It’s Veronica Mars day.
Director Rob Thomas joined CNBC on Wednesday to take a look back at the campaign. Consider that when the film launched on Kickstarter, the largest Kickstarter campaign ever had raised just short of $1 million. The raise for Veronica Mars dwarfed that total, and in many ways it was responsible for taking Kickstarter as a platform to the next level.
When asked if he would ever crowdfund a film again, the answer was essentially a resounding “yes.”
The film is being met with mixed critical reviews. Some are seizing an opportunity to opine on the perceived inadequacies of the film and the crowdfunding model.
Those critical reviews are incredibly meaningless.

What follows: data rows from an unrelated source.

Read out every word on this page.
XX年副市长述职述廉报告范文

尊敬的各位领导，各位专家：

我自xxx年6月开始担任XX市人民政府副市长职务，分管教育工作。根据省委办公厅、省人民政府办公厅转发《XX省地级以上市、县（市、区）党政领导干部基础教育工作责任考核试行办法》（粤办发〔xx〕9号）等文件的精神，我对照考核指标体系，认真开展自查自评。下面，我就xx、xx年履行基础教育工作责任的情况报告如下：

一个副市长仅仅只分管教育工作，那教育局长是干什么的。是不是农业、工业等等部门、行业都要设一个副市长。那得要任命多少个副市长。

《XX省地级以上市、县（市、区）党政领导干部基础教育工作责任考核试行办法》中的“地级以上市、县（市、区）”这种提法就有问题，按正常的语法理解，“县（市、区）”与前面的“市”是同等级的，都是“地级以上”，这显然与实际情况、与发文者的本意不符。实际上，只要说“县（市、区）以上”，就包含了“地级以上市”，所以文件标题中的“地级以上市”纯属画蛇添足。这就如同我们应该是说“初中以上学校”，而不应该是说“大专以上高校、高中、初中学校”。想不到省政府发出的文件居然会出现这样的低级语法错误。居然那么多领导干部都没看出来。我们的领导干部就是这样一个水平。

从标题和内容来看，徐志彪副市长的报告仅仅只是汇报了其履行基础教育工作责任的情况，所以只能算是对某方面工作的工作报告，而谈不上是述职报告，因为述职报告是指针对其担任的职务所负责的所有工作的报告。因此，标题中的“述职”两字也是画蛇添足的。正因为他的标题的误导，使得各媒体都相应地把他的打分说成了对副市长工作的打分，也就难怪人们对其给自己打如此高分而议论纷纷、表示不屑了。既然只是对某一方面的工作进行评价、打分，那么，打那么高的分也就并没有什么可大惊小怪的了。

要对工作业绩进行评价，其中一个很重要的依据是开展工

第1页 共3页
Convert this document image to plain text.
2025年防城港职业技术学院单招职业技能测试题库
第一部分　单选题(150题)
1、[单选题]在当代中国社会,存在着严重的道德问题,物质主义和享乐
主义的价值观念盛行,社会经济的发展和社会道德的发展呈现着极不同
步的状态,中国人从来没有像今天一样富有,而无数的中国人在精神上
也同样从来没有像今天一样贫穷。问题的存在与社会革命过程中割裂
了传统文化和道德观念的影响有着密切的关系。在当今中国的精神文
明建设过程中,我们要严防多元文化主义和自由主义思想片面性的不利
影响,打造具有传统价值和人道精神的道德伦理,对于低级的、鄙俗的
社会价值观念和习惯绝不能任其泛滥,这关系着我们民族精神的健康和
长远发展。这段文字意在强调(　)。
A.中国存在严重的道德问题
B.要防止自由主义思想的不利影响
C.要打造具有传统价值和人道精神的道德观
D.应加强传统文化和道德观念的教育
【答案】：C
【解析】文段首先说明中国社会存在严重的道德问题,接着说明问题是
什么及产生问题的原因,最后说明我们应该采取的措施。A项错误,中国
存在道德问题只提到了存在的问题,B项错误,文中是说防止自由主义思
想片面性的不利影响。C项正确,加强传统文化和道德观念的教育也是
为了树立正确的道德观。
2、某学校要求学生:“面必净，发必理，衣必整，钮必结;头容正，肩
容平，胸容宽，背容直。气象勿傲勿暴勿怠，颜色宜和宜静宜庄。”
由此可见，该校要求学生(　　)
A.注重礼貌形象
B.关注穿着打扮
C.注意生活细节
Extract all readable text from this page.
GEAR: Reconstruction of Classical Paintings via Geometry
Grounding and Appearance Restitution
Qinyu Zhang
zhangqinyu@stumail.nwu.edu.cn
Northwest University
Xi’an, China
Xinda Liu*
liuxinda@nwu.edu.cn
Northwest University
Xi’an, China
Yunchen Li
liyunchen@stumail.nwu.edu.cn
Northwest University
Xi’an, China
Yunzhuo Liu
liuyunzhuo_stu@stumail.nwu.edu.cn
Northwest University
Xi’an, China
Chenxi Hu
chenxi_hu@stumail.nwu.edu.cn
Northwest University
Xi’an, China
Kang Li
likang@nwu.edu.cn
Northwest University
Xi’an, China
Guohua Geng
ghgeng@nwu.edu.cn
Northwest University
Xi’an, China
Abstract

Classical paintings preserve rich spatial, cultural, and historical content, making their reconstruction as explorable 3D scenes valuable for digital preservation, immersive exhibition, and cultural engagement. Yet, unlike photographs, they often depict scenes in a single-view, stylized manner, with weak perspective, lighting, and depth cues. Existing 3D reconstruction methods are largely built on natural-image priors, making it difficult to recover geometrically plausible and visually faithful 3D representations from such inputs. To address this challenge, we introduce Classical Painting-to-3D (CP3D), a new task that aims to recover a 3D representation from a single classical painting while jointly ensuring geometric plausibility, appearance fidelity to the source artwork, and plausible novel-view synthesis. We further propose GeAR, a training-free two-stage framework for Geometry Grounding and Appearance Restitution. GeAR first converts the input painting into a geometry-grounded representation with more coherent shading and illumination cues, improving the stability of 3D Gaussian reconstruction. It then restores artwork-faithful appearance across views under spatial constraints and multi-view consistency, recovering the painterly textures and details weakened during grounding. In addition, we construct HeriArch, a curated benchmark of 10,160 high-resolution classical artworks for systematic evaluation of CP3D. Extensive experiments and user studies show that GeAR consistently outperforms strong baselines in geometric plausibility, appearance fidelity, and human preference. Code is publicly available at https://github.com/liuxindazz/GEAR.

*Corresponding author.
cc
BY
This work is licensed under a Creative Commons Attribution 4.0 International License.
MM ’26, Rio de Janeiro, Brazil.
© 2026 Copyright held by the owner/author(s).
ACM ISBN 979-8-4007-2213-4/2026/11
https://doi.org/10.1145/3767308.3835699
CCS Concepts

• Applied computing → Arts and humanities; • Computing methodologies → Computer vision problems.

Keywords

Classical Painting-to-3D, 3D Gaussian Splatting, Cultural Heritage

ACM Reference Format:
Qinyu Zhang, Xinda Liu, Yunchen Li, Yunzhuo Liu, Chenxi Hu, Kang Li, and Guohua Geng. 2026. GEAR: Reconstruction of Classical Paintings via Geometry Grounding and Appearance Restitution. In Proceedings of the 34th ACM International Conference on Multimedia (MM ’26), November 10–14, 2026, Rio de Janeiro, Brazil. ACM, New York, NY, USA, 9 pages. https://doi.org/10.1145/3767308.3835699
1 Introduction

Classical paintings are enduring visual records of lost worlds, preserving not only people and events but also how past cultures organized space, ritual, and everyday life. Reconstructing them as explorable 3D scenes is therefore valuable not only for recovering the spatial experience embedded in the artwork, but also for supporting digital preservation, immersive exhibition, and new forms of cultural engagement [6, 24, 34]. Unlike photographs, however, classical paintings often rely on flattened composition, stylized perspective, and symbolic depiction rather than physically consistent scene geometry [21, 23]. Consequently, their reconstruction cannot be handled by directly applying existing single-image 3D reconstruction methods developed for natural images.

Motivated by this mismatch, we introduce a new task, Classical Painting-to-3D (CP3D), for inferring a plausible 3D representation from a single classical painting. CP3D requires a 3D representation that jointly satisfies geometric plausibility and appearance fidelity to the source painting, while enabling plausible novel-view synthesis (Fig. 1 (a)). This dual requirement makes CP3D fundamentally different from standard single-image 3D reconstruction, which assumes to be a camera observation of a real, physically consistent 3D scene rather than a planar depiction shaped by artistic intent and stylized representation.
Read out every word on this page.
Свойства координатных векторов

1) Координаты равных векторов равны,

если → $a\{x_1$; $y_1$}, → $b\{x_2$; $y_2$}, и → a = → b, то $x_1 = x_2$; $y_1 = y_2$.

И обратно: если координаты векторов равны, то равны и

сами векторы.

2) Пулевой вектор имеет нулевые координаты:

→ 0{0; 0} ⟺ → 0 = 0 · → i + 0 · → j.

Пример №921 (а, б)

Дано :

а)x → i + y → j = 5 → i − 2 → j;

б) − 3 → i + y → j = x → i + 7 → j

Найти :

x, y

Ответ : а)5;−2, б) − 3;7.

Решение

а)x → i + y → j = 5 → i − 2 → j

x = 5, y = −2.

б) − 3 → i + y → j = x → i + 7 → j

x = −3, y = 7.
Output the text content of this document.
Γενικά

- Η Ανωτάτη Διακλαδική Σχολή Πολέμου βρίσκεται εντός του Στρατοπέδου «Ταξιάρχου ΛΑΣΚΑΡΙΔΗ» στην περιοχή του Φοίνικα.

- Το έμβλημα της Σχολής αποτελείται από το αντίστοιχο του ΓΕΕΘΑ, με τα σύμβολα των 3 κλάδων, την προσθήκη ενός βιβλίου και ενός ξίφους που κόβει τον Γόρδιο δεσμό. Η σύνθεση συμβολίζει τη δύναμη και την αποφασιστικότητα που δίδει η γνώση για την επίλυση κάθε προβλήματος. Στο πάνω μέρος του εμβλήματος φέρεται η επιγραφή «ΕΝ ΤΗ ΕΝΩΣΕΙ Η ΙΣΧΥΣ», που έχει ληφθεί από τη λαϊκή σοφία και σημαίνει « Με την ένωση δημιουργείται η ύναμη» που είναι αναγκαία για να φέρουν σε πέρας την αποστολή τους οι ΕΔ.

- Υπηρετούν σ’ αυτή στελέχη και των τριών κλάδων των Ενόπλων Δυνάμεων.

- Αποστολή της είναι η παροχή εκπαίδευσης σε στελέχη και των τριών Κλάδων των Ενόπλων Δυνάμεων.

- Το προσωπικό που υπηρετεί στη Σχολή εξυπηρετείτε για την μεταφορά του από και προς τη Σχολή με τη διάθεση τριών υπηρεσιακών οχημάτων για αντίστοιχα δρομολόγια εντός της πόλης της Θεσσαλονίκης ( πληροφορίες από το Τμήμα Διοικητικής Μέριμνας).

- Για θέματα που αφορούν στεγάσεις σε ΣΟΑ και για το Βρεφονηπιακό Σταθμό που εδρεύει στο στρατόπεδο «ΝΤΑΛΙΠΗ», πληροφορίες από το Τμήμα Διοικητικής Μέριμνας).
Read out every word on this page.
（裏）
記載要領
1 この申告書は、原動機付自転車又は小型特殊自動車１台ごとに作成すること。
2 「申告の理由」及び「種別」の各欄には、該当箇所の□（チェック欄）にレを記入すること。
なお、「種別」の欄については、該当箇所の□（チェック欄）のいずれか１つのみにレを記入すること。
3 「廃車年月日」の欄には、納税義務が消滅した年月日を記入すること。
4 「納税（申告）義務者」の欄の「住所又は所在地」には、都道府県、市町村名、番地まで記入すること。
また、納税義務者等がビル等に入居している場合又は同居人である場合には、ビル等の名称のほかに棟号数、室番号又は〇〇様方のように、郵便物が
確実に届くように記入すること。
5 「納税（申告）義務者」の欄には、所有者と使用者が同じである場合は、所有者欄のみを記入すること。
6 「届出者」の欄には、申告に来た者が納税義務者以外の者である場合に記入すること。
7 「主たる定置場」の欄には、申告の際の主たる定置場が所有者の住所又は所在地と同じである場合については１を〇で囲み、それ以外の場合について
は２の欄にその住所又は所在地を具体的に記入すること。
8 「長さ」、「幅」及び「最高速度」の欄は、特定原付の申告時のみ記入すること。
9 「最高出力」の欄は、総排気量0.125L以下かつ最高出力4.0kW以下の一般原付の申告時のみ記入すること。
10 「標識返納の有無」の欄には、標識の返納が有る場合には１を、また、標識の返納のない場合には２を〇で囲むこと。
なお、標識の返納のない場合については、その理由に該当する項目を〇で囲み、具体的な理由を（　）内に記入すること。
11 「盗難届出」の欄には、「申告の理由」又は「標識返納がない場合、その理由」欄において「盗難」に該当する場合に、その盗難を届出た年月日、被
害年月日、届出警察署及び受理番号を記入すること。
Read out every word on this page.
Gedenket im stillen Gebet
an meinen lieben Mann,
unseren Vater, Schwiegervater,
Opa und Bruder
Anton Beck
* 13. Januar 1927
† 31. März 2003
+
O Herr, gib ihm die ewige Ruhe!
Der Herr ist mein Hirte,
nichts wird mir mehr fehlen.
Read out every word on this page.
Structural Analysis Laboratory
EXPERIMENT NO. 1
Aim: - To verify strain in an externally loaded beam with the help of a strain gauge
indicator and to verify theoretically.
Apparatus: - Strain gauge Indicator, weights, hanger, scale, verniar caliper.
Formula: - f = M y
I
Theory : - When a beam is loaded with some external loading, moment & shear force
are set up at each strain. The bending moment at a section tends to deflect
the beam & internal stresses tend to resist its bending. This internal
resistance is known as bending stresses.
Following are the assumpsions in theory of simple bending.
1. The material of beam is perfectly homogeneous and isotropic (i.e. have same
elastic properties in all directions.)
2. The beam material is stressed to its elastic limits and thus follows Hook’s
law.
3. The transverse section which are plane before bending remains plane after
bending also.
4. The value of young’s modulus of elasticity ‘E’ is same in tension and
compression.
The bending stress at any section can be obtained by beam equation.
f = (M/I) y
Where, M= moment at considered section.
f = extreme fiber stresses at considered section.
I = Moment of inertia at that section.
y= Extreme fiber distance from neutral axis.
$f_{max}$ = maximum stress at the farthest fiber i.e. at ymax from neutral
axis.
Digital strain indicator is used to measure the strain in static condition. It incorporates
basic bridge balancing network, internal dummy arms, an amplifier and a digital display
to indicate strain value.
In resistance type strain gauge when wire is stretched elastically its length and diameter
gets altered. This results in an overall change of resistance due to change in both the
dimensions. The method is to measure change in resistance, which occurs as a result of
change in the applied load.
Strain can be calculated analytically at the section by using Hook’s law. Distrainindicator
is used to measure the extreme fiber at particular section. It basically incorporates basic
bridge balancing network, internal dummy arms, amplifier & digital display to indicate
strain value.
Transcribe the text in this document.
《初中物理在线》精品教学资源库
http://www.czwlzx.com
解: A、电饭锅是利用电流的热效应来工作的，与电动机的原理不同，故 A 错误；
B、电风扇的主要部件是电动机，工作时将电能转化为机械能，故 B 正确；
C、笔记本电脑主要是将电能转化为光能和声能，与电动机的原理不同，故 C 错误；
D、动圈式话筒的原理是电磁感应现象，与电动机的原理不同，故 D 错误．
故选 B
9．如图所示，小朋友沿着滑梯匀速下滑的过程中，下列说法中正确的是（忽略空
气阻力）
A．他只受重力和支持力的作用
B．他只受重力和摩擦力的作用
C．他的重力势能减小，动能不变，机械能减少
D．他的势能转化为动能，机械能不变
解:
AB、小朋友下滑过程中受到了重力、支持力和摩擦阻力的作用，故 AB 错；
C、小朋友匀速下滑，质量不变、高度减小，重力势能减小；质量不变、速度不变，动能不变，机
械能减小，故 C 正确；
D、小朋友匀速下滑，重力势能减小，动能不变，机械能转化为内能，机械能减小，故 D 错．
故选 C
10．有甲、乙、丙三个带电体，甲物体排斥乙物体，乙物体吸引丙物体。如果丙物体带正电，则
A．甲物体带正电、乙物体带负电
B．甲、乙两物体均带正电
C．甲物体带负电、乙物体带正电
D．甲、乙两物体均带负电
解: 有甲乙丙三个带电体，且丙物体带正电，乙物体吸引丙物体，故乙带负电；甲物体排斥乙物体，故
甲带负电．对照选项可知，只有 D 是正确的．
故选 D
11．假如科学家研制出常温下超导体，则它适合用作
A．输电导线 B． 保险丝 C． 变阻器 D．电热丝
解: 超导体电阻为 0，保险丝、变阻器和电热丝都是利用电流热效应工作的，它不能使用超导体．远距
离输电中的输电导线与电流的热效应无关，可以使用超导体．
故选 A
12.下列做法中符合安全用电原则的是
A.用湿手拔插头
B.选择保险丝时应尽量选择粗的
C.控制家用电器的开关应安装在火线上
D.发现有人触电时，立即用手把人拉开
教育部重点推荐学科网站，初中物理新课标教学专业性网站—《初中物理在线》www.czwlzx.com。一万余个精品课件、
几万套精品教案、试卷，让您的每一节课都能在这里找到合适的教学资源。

The fans love it. That is what this is all about in the end, right? Despite the economics of filmmaking and what comes after crowdfunding, this film was made for 91,585 Kickstarter backers and they seem happy the film was made. Mission accomplished.
Some backers are taking issue with digital distribution platform Flixster or the DRM restrictions that are coming along with the digital download of the film. Growing pains, no doubt. When you’re blazing a trail there will be unforeseen challenges. Thomas will learn and other filmmakers will learn along with him.
That doesn’t diminish the importance of what happened today. A cult favorite film was funded by a bunch of individuals that wanted to see it made, and it has opened a new world of possibilities for filmmakers.
Where does Veronica Mars go from here? The story may not be over just yet. NPR nods to a series of novels to come out this spring and the possibility of a spinoff web series from the CW.
All thanks to a Kickstarter campaign.